Troubleshooting – Varmints, Pests and Diseases
Look for ants’ nests and try flooding them into oblivion with a steady stream of H20. You’ll get some deep hand watering accomplished in the process. Plant diseases, especially root and crown rot will still be a factor if you are watering too frequently or too close to the plant’s crown. A long as soil temps are in the mid 70’s (they still are) root rot fungi can be active. This is why you are to water on cool mornings.
Annual Wildflowers
If we start cooling off mid month, you can sow the seed you have been waiting all year to sow, and initiate germination with sprinkler water.
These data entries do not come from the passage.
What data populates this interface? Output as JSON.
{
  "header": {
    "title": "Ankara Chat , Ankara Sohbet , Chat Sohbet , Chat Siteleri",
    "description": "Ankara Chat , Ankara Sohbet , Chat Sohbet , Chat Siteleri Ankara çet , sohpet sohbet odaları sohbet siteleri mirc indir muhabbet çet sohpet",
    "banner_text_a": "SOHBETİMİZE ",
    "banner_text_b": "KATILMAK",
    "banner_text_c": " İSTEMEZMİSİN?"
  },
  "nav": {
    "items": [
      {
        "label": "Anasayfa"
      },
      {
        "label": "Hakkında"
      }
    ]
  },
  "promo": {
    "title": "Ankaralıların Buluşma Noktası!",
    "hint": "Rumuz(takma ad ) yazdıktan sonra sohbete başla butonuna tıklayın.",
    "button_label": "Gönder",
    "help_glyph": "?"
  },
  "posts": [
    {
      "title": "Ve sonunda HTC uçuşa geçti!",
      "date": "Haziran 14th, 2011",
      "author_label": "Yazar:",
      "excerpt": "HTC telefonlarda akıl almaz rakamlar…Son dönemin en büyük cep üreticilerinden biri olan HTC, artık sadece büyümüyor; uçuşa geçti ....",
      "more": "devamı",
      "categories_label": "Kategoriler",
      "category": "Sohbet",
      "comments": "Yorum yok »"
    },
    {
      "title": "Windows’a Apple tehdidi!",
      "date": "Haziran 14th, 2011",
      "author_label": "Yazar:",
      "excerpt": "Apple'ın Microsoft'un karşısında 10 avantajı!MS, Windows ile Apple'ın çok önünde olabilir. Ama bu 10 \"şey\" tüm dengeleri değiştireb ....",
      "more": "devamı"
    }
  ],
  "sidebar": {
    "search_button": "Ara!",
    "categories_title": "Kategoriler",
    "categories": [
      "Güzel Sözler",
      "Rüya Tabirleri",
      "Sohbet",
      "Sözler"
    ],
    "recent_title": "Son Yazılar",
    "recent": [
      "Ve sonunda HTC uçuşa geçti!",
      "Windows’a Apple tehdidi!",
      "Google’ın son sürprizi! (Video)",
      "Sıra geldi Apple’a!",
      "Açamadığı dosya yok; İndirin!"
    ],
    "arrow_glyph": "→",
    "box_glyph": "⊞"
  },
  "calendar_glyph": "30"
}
The best approach would be to sow seed at the onset of the cool season rains.
Adding New Plants
Yes, yes and yes. Starting September 15 you can plant safely… close enough to textbook safe planting month, “October.”
Engage
You made it. We made it. Summer 2018, with seemingly never ending scorching heat and wildfires, will soon give up the ghost and be reborn into fall. The long hot days are fading.
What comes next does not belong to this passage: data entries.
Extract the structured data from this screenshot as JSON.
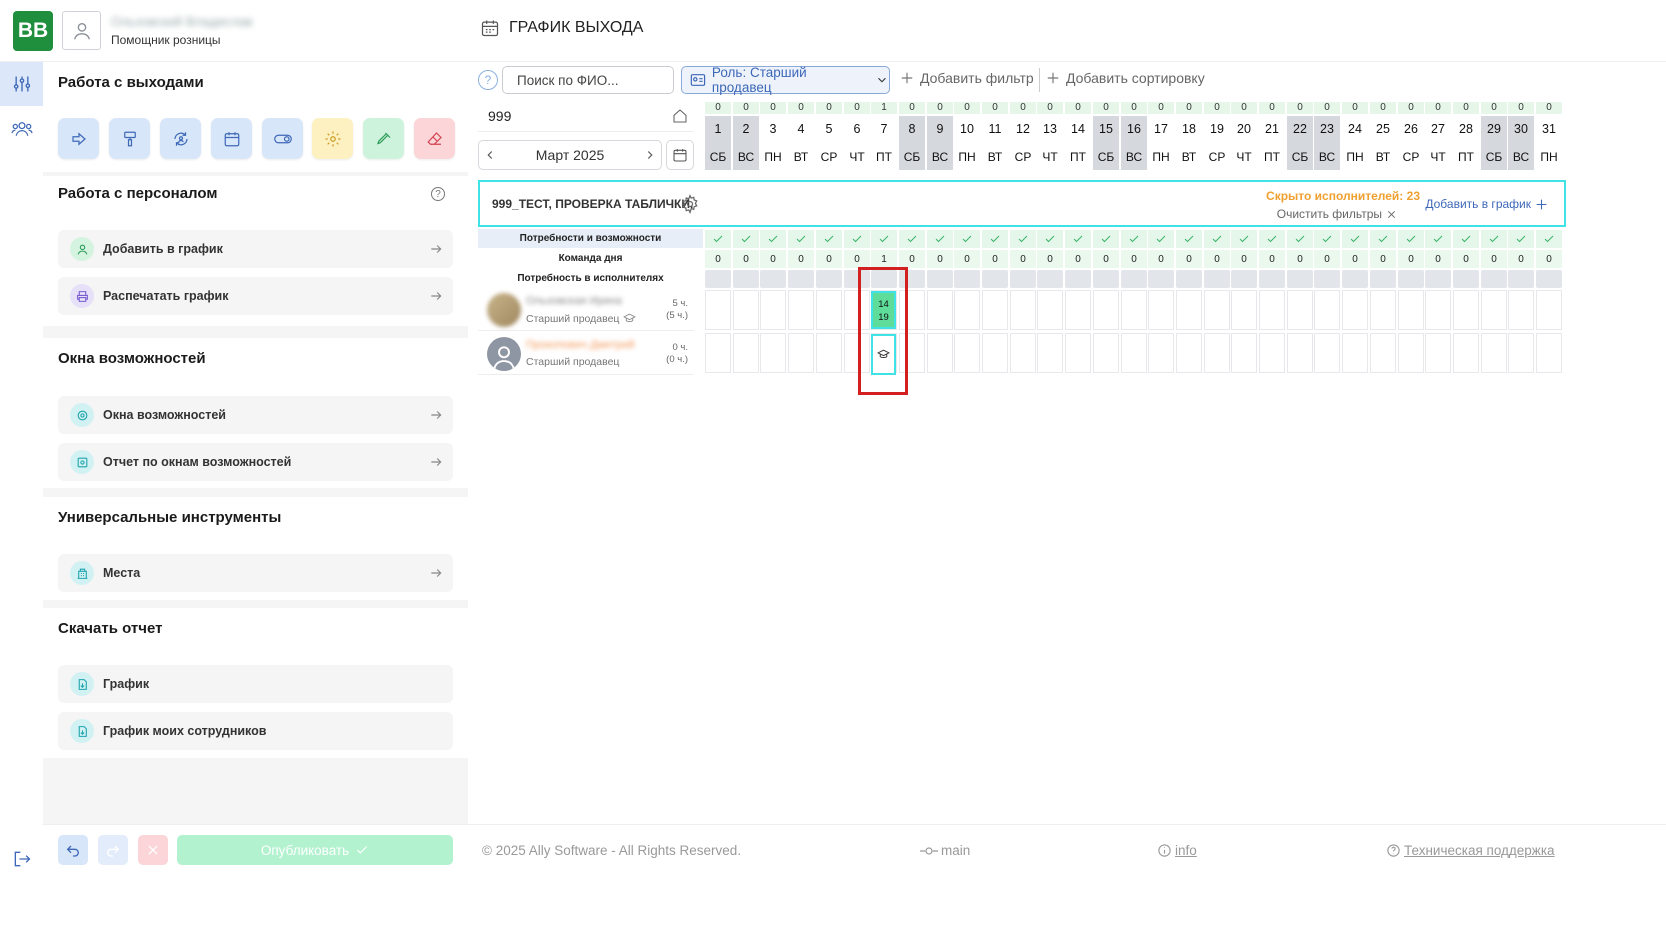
{
  "app": {
    "logo": "BB",
    "user_name": "Ольховский Владислав",
    "user_role": "Помощник розницы",
    "page_title": "ГРАФИК ВЫХОДА"
  },
  "sidebar": {
    "section1": "Работа с выходами",
    "tools": [
      "export-icon",
      "paint-roller-icon",
      "refresh-user-icon",
      "calendar-icon",
      "toggle-icon",
      "gear-icon",
      "pipette-icon",
      "eraser-icon"
    ],
    "section2": "Работа с персоналом",
    "section2_items": [
      {
        "label": "Добавить в график",
        "icon": "user-icon"
      },
      {
        "label": "Распечатать график",
        "icon": "printer-icon"
      }
    ],
    "section3": "Окна возможностей",
    "section3_items": [
      {
        "label": "Окна возможностей",
        "icon": "window-icon"
      },
      {
        "label": "Отчет по окнам возможностей",
        "icon": "report-icon"
      }
    ],
    "section4": "Универсальные инструменты",
    "section4_items": [
      {
        "label": "Места",
        "icon": "building-icon"
      }
    ],
    "section5": "Скачать отчет",
    "section5_items": [
      {
        "label": "График",
        "icon": "download-file-icon"
      },
      {
        "label": "График моих сотрудников",
        "icon": "download-file-icon"
      }
    ]
  },
  "toolbar": {
    "help": "?",
    "search_placeholder": "Поиск по ФИО...",
    "role_filter": "Роль: Старший продавец",
    "add_filter": "Добавить фильтр",
    "add_sort": "Добавить сортировку"
  },
  "calendar": {
    "store_code": "999",
    "month": "Март 2025",
    "counts": [
      "0",
      "0",
      "0",
      "0",
      "0",
      "0",
      "1",
      "0",
      "0",
      "0",
      "0",
      "0",
      "0",
      "0",
      "0",
      "0",
      "0",
      "0",
      "0",
      "0",
      "0",
      "0",
      "0",
      "0",
      "0",
      "0",
      "0",
      "0",
      "0",
      "0",
      "0"
    ],
    "days": [
      "1",
      "2",
      "3",
      "4",
      "5",
      "6",
      "7",
      "8",
      "9",
      "10",
      "11",
      "12",
      "13",
      "14",
      "15",
      "16",
      "17",
      "18",
      "19",
      "20",
      "21",
      "22",
      "23",
      "24",
      "25",
      "26",
      "27",
      "28",
      "29",
      "30",
      "31"
    ],
    "weekdays": [
      "СБ",
      "ВС",
      "ПН",
      "ВТ",
      "СР",
      "ЧТ",
      "ПТ",
      "СБ",
      "ВС",
      "ПН",
      "ВТ",
      "СР",
      "ЧТ",
      "ПТ",
      "СБ",
      "ВС",
      "ПН",
      "ВТ",
      "СР",
      "ЧТ",
      "ПТ",
      "СБ",
      "ВС",
      "ПН",
      "ВТ",
      "СР",
      "ЧТ",
      "ПТ",
      "СБ",
      "ВС",
      "ПН"
    ],
    "weekend_days": [
      1,
      2,
      8,
      9,
      15,
      16,
      22,
      23,
      29,
      30
    ]
  },
  "store": {
    "name": "999_ТЕСТ, ПРОВЕРКА ТАБЛИЧКИ.",
    "hidden": "Скрыто исполнителей: 23",
    "clear_filters": "Очистить фильтры",
    "add_to_schedule": "Добавить в график"
  },
  "stats": {
    "row1_label": "Потребности и возможности",
    "row2_label": "Команда дня",
    "row3_label": "Потребность в исполнителях",
    "team_counts": [
      "0",
      "0",
      "0",
      "0",
      "0",
      "0",
      "1",
      "0",
      "0",
      "0",
      "0",
      "0",
      "0",
      "0",
      "0",
      "0",
      "0",
      "0",
      "0",
      "0",
      "0",
      "0",
      "0",
      "0",
      "0",
      "0",
      "0",
      "0",
      "0",
      "0",
      "0"
    ]
  },
  "employees": [
    {
      "name": "Ольховская Ирина",
      "role": "Старший продавец",
      "hours": "5 ч.",
      "hours_sub": "(5 ч.)"
    },
    {
      "name": "Прокопович Дмитрий",
      "role": "Старший продавец",
      "hours": "0 ч.",
      "hours_sub": "(0 ч.)"
    }
  ],
  "shift": {
    "start": "14",
    "end": "19"
  },
  "footer": {
    "publish": "Опубликовать",
    "copyright": "© 2025 Ally Software - All Rights Reserved.",
    "branch": "main",
    "info": "info",
    "support": "Техническая поддержка"
  },
  "colors": {
    "brand_green": "#1f8e3d",
    "accent_blue": "#3d68b8",
    "cyan_highlight": "#3fe3e6",
    "red_highlight": "#d21f1f",
    "shift_green": "#5ddc9a",
    "warning_orange": "#f0a030"
  }
}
Find the most aromatic plants you can, sage, yerba buena, wooly blue curls, coyote mint, desert lavender, etc., and make your own Pre-fall Refresher. Arrange the stems and blooms in a vase for indoors. Dry some leaves and stems for winter pot-pourri. Float some sprigs of yerba buena or wooly blue curls in ice water for a toast to summer’s end. And don’t forget to dream about all those new plants and new details you’ll be adding to your natural garden next month. We made it. In the garden, life starts to get a little easier about now.